Dirigida por Nalu Silva, 29, da produtora Negras Primaveras, a obra vai além de narrar os passos do pioneiro. “A questão familiar é muito forte, e quis trazer isso das gerações. Nós, pessoas pretas, perdemos muito a memória dos nossos mais velhos. A grande missão desse filme é a preservação e a difusão da memória”, diz a diretora.
A semente que germina até hoje na família Pereira foi plantada ainda nos anos 50, quando Osvaldo, nascido em Minas Gerais e curioso pelo rádio, veio para a capital paulista estudar eletrônica.
Instalado na Zona Norte, começou a trabalhar na região da Santa Ifigênia, em uma loja de discos que também fazia a manutenção de equipamentos sonoros importados. “Com o trabalho de técnico e instalador de som na casa das pessoas, ele começa a observar os bons sistemas. E criou o dele, que sonorizava bailes e festinhas, principalmente na ZN e de pessoas pretas”, conta o neto Jean, 21.
Em 1958, após levar sua invenção para eventos na região central, em lugares como o Edifício Martinelli e a Casa do Povo, Osvaldo cria a Orquestra Invisível Let’s Dance — com as cortinas fechadas, tocava discos na vitrola, sonorizados pelo seu equipamento, como se ali estivesse uma das big bands que agitavam os bailes da época.
“O pessoal se surpreendia quando abria a cortina e via que tinha só uma pessoa com o toca-discos e um sistema de som.
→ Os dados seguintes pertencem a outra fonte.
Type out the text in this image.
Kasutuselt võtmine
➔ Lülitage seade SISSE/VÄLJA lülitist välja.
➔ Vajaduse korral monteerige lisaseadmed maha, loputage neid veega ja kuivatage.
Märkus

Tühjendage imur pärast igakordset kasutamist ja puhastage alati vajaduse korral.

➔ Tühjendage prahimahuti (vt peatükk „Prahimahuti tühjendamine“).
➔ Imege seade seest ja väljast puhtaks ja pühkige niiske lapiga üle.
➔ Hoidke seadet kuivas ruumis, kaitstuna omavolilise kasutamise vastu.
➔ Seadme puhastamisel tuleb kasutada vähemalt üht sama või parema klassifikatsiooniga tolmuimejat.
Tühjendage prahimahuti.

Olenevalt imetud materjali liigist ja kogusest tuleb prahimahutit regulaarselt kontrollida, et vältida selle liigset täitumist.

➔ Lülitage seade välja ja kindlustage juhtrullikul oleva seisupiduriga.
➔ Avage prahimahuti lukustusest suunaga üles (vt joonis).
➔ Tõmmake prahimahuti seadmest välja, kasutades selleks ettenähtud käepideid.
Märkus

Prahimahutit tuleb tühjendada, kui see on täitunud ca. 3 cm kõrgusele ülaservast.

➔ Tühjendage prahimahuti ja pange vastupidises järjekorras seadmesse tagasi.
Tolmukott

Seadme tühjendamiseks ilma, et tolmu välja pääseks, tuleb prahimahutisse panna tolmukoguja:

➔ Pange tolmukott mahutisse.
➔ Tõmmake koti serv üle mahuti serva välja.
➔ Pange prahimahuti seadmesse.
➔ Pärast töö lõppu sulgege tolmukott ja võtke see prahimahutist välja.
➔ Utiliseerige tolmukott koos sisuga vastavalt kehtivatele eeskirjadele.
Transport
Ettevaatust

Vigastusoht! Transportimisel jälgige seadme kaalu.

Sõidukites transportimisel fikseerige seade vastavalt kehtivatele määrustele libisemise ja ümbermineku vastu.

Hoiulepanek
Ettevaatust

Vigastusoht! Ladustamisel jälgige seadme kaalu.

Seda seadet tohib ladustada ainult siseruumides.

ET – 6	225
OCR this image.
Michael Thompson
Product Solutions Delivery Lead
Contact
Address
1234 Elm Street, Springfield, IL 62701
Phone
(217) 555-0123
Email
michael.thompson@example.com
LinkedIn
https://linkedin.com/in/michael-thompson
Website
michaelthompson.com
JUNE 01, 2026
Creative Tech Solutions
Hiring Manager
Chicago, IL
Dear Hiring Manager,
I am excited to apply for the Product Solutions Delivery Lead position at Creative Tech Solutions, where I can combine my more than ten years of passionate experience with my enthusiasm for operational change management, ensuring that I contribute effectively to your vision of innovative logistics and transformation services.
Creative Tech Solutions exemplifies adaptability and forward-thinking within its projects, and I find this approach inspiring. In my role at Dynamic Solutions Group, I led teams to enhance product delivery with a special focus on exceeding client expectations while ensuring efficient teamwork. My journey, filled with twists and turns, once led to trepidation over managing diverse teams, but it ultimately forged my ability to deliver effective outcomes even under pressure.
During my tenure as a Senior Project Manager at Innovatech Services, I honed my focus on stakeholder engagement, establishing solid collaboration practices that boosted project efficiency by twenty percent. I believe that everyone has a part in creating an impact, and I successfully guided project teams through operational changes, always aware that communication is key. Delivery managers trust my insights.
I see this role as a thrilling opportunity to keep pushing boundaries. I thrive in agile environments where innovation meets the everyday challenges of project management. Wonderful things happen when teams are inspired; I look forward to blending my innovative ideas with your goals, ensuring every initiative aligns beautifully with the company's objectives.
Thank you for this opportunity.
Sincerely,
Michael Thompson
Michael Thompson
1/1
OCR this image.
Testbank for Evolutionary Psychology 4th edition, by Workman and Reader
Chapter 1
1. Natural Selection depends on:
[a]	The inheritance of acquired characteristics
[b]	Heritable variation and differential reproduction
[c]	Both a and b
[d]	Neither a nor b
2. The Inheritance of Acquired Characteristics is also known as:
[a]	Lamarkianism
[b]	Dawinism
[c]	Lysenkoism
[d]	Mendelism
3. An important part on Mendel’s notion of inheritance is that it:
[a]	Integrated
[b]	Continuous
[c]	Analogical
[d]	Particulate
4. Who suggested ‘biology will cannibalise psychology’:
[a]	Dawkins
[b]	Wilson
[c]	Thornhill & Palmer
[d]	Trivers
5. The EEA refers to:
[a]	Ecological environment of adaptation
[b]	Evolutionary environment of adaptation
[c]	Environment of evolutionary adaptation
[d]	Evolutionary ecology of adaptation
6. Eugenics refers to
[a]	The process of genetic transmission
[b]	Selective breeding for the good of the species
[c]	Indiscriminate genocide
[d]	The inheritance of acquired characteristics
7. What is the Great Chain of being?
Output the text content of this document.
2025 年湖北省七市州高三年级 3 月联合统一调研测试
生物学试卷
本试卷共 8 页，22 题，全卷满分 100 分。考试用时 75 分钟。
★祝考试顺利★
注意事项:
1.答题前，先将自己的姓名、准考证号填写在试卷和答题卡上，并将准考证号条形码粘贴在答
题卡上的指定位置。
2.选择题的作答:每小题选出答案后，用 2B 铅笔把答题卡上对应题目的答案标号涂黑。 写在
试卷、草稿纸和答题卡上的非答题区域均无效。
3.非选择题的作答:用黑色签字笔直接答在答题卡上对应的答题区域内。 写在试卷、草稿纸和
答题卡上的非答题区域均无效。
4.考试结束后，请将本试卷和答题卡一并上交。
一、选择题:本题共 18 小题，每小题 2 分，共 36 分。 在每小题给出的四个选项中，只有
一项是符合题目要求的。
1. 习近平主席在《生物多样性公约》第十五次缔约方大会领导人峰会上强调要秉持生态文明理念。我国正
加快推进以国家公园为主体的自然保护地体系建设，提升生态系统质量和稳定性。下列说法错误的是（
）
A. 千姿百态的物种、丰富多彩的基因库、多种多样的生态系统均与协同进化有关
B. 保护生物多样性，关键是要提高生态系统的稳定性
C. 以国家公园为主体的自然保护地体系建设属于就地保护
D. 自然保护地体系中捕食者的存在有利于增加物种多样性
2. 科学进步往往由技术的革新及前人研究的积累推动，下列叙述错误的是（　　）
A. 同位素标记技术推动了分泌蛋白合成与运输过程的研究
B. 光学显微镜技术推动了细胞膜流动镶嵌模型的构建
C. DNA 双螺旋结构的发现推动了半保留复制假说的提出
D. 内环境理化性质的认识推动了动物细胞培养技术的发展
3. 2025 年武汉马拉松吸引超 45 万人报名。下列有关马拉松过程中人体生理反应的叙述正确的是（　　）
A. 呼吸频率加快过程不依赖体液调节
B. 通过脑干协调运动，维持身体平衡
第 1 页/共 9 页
Foi tudo por amor à música”, explica Dinho, 52. Nomes como Glenn Miller, Ray Charles, Elza Soares e Miltinho figuravam na trilha sonora das festas, que aconteceram até o fim dos anos 60. “Ele começou a trabalhar na multinacional Philco e, antes, se desmotivou, teve filhos, e também surgia uma cena com outras pessoas naquele período”, justifica.
Profundos conhecedores de música, Dinho e Jean, pai e filho, formam uma dupla e tanto. Juntos, fundaram a Veraneio São Paulo, festa que, desde 2022, ocupa diferentes casas, bares e festivais pela cidade — como o Coala, há duas semanas.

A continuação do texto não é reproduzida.